Divulgamos aqui o aspecto das frentes dos mini furgões Citroën Berlingo, Peugeot Partner e Opel Combo, todos eles pertencendo à PSA e partilhando a mesma base. Apenas o Combo não será montado entre nós, em Mangualde, mas os três possuem uma altura ao nível do eixo da frente superior a 1,10 metros, o que os promoveria a classe 2 nas portagens, caso não sejam introduzidas alterações ao sistema.

A PSA, depois de negociar longamente em segredo e tentar defender o óbvio – que não faz sentido a forma como se separa os veículos classe 1 dos classe 2 nas portagens nacionais –, conseguiu que o Governo cedesse. Ainda não há solução aprovada, mas já existe a garantia que os mini furgões produzidos na fábrica que o grupo francês possui em Mangualde vão ser considerados classe 1.

A classificação dos pequenos furgões da Citroën, Opel e Peugeot, em classe 1 ou 2, não é uma mera questão de pormenor. Na realidade, é mesmo o tudo ou nada, pois se forem considerados classe 1 têm à sua frente a possibilidade de vender em Portugal, como aconteceu até aqui com as gerações anteriores, o que não acontecerá caso sejam considerados classe 2. Daí a urgência em resolver a questão rapidamente, pois a produção dos veículos está em vias de arrancar e a PSA faz questão de não os produzir num país que tem um sistema de portagens que penaliza exactamente os veículos que incentivaram os fabricantes a montar no nosso país. Sendo que a produção estimada é de 100 mil unidades/ano, 20 mil das quais destinadas ao mercado português, prevê a PSA.

Não é a primeira vez que este tema é tratado entre os altos responsáveis do grupo francês e o Governo português. Já há meses, quanto foi decidido o investimento em Mangualde, para preparar a linha de montagem para acolher o novo veículo – que vai ser montado em Portugal apenas com emblema Citroën e Peugeot –, o CEO da PSA, Carlos Tavares terá explicado que o importante investimento partia do princípio que o modelo não iria ser marginalizado pelo sistema das portagens, que basicamente duplica os custos da utilização em auto-estrada e nas restantes vias com cobrança.
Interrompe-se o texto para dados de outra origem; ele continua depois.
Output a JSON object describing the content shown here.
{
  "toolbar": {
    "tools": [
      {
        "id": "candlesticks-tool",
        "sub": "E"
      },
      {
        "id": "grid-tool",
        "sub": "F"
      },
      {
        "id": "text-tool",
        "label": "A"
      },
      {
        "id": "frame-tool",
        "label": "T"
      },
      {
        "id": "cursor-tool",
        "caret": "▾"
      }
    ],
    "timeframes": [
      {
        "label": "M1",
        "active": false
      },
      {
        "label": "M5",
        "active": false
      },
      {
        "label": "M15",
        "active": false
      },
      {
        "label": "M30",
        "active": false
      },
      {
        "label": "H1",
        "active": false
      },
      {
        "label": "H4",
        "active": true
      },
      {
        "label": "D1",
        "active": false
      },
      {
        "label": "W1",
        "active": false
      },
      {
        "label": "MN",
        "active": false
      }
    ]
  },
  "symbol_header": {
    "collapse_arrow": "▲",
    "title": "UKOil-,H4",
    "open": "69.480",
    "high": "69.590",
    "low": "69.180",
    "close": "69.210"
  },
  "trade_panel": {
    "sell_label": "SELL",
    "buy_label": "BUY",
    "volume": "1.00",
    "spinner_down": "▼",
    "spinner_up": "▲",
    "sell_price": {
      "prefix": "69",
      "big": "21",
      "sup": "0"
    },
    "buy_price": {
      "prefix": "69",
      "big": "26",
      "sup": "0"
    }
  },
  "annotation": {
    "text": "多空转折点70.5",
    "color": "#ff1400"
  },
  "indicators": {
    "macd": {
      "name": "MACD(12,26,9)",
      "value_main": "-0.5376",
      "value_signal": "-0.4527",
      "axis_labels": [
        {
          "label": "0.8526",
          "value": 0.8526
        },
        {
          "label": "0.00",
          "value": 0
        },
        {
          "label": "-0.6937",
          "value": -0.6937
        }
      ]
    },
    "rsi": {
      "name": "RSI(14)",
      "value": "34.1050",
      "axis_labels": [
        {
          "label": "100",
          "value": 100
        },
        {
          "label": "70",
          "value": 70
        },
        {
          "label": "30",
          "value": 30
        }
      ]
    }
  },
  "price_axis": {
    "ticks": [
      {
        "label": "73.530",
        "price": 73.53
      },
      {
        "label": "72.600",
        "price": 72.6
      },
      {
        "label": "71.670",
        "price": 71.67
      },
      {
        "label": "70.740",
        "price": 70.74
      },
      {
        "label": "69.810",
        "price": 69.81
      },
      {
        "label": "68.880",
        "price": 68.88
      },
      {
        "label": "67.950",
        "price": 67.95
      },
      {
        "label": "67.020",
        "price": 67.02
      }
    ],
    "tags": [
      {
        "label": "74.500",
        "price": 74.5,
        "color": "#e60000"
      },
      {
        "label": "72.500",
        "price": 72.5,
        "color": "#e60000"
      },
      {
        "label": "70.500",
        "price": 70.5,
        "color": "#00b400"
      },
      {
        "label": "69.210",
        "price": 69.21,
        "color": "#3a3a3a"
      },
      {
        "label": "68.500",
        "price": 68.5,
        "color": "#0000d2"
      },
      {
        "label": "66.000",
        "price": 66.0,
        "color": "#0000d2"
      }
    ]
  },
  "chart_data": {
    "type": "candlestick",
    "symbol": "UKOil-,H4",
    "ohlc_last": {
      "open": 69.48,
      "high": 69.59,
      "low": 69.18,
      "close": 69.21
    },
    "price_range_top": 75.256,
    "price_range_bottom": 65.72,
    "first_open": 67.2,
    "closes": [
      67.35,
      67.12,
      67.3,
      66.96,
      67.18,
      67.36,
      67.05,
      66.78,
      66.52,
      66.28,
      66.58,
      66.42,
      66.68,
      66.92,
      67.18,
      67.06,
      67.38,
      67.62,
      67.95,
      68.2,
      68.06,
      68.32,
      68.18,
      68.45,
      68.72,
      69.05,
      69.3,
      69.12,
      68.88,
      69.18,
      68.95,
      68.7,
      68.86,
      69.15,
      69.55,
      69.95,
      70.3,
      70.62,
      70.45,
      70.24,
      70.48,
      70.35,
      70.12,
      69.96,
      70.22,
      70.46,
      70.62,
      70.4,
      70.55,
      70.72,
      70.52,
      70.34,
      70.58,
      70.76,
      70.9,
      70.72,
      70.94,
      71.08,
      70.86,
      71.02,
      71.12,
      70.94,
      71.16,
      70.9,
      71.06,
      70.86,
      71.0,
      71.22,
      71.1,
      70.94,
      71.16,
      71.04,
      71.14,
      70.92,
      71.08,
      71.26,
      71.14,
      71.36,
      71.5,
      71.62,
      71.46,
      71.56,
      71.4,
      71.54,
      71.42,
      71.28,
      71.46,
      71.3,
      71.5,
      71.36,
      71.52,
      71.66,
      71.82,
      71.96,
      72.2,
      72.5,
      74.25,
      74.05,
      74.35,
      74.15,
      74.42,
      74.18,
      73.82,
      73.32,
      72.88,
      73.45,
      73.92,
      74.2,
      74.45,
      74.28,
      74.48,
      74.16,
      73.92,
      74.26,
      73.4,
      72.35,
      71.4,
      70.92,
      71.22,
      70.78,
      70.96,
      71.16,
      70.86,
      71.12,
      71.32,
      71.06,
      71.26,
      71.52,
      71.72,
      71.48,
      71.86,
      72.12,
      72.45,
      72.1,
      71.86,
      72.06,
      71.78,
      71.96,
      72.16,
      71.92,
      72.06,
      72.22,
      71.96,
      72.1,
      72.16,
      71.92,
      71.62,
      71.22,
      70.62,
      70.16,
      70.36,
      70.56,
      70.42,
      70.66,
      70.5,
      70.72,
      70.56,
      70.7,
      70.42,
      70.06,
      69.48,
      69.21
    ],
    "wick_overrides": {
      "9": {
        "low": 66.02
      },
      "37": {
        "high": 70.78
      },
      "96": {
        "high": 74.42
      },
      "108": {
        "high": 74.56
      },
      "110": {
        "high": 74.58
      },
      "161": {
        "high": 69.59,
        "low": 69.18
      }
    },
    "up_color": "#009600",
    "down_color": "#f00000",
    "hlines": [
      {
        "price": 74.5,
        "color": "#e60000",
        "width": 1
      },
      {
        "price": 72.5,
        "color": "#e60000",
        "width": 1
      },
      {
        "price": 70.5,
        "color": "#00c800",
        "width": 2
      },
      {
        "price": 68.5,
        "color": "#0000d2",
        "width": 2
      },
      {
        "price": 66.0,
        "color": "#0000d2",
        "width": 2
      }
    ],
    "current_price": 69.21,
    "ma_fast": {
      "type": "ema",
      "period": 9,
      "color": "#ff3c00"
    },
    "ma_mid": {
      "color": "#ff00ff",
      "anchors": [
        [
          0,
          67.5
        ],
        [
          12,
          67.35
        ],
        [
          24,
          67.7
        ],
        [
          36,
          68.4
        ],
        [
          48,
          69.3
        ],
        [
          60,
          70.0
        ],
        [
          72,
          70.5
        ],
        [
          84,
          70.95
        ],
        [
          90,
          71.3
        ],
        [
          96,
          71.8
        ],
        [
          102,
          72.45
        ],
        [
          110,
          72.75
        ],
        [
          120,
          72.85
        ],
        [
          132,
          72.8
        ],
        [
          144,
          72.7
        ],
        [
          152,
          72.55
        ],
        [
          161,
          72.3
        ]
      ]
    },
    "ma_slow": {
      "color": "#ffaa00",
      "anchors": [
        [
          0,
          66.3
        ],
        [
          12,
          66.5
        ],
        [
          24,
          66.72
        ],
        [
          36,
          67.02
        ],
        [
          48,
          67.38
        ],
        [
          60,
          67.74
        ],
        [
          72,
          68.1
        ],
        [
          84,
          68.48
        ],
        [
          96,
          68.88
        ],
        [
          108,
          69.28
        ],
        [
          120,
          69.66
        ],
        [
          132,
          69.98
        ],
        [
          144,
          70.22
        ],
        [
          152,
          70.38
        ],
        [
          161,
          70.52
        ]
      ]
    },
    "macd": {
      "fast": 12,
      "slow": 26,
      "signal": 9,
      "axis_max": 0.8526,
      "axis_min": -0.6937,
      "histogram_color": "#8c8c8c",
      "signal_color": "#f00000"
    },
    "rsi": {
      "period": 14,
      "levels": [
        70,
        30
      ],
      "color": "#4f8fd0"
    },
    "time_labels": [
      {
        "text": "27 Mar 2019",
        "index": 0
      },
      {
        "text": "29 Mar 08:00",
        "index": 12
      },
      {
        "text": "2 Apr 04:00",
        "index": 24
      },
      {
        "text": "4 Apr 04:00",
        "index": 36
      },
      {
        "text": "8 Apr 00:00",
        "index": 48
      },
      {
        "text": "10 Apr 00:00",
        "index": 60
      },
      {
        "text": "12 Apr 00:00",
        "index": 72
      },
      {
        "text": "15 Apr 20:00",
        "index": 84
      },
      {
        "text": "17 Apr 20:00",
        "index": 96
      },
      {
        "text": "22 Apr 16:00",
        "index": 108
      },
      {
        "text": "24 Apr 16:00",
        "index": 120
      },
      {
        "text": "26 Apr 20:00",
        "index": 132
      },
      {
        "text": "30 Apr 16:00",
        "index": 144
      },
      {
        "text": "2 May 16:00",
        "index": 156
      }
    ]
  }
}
Ao que nos foi dito, o Governo terá respondido, na altura, algo do género: “claro que sim”. Mas a realidade é que, passado quase um ano, tudo continuava na mesma.

Paralelamente, a ACAP criou um grupo de trabalho que produziu um documento (aparentemente com cerca de 140 páginas) em que explicava a ineficácia do sistema de separar os veículos da classe 1 e 2 apenas pela altura do capot da frente ao nível do eixo, considerando classe 1 os que ficassem abaixo de 1,10 metros. O extenso documento foi entregue ao Governo, onde era explicado que a maior altura da frente dos veículos modernos não se deve ao incremento da capacidade de carga, que possa degradar mais o piso das vias rápidas, tendo exclusivamente a ver com uma questão de estilo e, mais importante do que isso, com a necessidade de separar o mais possível o capot do motor que está por baixo, para melhor proteger o tronco e cabeça dos peões em caso de atropelamento. Com a associação a sublinhar que não faz qualquer sentido penalizar um modelo, apenas porque é melhor para a segurança dos potenciais atropelados.

Como nada aconteceu, a PSA arregaçou as mangas e disse as ‘palavras mágicas’: ou os nossos carros são considerados classe 1, ou digam adeus à produção em Portugal, pelo menos a prazo. E, desta vez, foi ouvida. Um pouco à semelhança do que já tinha acontecido com os monovolumes fabricados pela Autoeuropa, há uns anos atrás.